The relation between structural markedness and funniness ratings (A), iconicity ratings (B), and funniness and iconicity together (C), in a set of 1.419 English words. Each dot represents 14 or 15 words. Solid line with smoothed mean shows cumulative markedness. Other lines show relative prevalence of complex onsets (flap), codas (clunk), and verbal diminutives (drizzle). Higher structural markedness goes together with higher iconicity and funniness ratings.

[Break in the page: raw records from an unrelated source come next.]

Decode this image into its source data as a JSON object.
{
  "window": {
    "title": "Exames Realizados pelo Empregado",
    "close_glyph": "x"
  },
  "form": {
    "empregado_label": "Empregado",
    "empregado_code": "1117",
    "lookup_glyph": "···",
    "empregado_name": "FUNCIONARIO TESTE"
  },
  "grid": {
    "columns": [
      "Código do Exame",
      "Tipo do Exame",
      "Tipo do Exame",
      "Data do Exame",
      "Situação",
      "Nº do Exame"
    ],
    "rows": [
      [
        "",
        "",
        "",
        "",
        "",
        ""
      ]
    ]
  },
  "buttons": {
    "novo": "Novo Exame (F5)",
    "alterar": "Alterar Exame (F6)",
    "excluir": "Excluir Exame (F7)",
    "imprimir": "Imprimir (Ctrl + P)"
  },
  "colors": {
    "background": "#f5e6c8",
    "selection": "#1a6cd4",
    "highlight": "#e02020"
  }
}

This supports the theory of structural markedness as a metacommunicative cue.
Vowel-colour associations for 1164 participants (central panel), showing, clockwise from bottom left, (a) a participant with very low structure yet high consistency across trials, probably a false positive synaesthete, (b) a typical nonsynaesthete with mappings that are both inconsistent and unstructured; (c) a middling participant with significant structure but inconistent choices across trials; (d) a highly structured but inconsistent participant; and (e) a typical vowel-colour synaesthete, with highly structured, consistent and categorical mappings.